In Harlem and in other cities, women artists, writers, and hostesses
helped to define the Renaissance, playing major roles in creating,
supporting, and promoting African-American arts and letters. Women
of this period were especially important in building centers of
the New Negro Movement outside of New York City, because women were
more likely than men to be tied to home and family by obligation,
social mores, or economic dependence, and so were often unable to
find their way to Harlem. Georgia
Douglas Johnson, for example, a wife and mother as well
as a poet, hosted a Saturday evening salon in her Washington home
that was, for several decades, a regular meeting place for African-American
writers. Fiction writer Marita
Bonner grew up in Boston, worked as a schoolteacher in Washington,
and married and raised a family in Chicago. Artist Mary
Bell spent the 1920s working as a domestic servant in
Boston.
Eslanda Robeson, writer and wife
of entertainer Paul Robeson, acted as her husbands agent and
manager and so followed his career from Harlem to London and Switzerland.

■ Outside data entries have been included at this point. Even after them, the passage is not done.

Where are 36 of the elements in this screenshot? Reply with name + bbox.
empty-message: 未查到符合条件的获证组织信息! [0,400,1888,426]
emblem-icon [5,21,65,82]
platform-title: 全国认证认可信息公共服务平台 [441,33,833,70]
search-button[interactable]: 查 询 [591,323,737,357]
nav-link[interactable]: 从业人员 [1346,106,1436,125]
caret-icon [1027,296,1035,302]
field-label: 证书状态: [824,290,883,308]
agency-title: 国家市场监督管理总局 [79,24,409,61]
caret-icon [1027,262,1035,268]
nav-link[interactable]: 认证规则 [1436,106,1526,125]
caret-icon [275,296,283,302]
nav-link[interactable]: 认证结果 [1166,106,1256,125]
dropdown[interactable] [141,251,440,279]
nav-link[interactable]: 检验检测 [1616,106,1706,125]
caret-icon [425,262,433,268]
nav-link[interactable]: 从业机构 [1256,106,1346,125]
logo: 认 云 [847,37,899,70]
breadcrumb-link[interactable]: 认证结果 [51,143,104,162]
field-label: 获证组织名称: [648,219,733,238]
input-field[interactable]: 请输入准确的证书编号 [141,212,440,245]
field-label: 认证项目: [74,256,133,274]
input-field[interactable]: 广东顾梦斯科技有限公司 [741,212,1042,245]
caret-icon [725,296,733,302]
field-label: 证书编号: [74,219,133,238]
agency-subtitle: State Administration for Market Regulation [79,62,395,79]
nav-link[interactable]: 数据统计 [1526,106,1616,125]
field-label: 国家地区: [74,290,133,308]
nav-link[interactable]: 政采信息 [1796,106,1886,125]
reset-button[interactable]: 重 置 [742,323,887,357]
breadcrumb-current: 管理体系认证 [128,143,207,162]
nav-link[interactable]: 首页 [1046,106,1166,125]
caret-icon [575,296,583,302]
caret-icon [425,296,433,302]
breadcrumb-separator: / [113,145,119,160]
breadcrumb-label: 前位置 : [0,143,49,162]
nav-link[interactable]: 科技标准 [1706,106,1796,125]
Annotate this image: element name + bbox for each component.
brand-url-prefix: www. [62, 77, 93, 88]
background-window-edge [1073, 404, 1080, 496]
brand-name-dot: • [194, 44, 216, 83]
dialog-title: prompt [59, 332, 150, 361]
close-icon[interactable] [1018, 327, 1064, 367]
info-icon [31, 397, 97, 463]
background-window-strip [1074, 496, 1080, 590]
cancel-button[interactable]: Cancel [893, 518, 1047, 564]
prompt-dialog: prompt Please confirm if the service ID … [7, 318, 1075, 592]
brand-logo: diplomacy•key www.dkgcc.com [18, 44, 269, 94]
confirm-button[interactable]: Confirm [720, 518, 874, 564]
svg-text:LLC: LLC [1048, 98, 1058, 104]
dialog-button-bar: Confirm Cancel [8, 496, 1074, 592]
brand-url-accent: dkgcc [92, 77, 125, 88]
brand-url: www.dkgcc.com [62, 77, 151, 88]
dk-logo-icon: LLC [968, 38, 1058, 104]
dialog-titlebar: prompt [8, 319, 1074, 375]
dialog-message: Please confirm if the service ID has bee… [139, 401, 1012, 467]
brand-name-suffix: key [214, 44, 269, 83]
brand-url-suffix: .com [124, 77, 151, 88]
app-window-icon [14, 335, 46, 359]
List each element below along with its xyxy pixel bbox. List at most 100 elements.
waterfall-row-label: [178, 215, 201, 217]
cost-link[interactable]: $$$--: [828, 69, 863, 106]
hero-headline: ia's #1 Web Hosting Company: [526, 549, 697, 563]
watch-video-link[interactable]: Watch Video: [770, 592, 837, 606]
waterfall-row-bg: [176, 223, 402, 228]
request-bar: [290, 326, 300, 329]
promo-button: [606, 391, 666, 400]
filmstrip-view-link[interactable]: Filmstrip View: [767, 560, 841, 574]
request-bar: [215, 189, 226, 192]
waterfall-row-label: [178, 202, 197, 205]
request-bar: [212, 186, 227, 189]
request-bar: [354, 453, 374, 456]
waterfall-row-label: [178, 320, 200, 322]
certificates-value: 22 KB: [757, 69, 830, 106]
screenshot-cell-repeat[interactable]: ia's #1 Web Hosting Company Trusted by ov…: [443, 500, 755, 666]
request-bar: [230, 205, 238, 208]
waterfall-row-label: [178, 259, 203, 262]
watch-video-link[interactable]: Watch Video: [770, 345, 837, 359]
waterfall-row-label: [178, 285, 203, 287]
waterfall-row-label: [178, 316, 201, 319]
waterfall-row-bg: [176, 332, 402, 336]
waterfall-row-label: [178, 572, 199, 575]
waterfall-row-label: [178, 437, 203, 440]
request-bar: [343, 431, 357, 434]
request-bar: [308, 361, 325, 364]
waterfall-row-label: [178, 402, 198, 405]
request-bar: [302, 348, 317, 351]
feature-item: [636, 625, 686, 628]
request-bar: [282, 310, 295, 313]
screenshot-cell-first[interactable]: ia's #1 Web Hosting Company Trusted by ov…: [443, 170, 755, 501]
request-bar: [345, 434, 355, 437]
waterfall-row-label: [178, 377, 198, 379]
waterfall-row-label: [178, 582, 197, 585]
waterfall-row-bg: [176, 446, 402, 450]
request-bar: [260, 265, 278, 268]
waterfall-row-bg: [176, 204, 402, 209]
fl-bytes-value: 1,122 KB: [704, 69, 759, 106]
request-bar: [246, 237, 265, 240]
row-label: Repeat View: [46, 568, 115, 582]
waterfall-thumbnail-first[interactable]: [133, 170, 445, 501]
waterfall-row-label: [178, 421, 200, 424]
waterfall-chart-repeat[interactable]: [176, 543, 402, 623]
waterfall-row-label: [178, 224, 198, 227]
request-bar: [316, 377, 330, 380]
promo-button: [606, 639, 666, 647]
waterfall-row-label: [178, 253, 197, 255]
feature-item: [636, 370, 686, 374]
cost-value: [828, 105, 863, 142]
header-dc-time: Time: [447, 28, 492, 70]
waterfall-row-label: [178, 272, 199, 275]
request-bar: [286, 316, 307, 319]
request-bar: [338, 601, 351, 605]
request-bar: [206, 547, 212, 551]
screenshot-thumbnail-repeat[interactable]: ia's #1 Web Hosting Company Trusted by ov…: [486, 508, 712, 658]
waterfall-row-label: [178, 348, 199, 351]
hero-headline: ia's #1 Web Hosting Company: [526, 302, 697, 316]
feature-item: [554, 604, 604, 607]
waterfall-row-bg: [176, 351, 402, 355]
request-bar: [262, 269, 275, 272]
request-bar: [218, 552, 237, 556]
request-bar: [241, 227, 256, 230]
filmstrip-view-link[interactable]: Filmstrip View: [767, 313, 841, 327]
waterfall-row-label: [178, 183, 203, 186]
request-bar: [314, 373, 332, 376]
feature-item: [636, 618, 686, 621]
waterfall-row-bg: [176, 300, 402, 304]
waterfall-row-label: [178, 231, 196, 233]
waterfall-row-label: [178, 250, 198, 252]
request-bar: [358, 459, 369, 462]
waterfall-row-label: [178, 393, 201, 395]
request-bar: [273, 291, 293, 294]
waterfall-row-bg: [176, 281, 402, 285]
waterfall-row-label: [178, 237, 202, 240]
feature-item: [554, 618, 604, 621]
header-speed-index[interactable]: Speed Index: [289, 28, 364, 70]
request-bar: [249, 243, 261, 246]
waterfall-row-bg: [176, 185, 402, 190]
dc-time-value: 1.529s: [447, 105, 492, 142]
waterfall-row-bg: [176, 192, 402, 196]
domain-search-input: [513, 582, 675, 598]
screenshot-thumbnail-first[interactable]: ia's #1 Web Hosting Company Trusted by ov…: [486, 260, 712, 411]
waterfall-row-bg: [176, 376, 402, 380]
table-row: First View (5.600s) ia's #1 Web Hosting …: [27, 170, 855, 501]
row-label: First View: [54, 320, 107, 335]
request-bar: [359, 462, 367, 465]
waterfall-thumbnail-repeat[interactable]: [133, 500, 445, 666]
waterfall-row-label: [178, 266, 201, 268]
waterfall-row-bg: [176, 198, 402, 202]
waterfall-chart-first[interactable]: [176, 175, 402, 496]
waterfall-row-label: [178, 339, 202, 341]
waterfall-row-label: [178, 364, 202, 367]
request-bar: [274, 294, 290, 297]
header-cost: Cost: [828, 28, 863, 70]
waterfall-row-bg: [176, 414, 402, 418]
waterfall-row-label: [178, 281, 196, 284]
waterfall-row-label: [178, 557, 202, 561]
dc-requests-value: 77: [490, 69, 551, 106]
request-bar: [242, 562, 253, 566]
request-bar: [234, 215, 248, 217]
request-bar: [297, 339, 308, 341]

Of course, many women artists and thinkers did join the artistic
and intellectual community in Harlem. Augusta
Savage, perhaps the most important sculptor of the Renaissance,
moved to Harlem from Florida in 1922. Writer and anthropologist
Zora
Neale Hurston also relocated from Florida to New York;
sponsored by Charlotte
Osgood Mason, a wealthy white patron, Hurston
was to spend nearly as much time on research trips in the American
South, Haiti, and Jamaica as she did in Harlem. Novelist Nella
Larsen and Jessie
Redmon Fauset, literary editor of The Crisis,
were both central figures of the 1920s Harlem literary scene. Singer
and actress
Ethel Waters became a star in Harlems
popular clubs and on Broadway in the late 1920s. Heiress ALelia
Walker was perhaps Harlems most celebrated hostess
of the day, entertaining the African-American elite along with influential
whites and even European royalty in her Harlem mansion at 108-110
West 136th Street. Grace
Nail Johnson, wife of writer and civil-rights activist
James Weldon Johnson, was a hostess in her own right, referred to
by many as the grand dame of Harlem.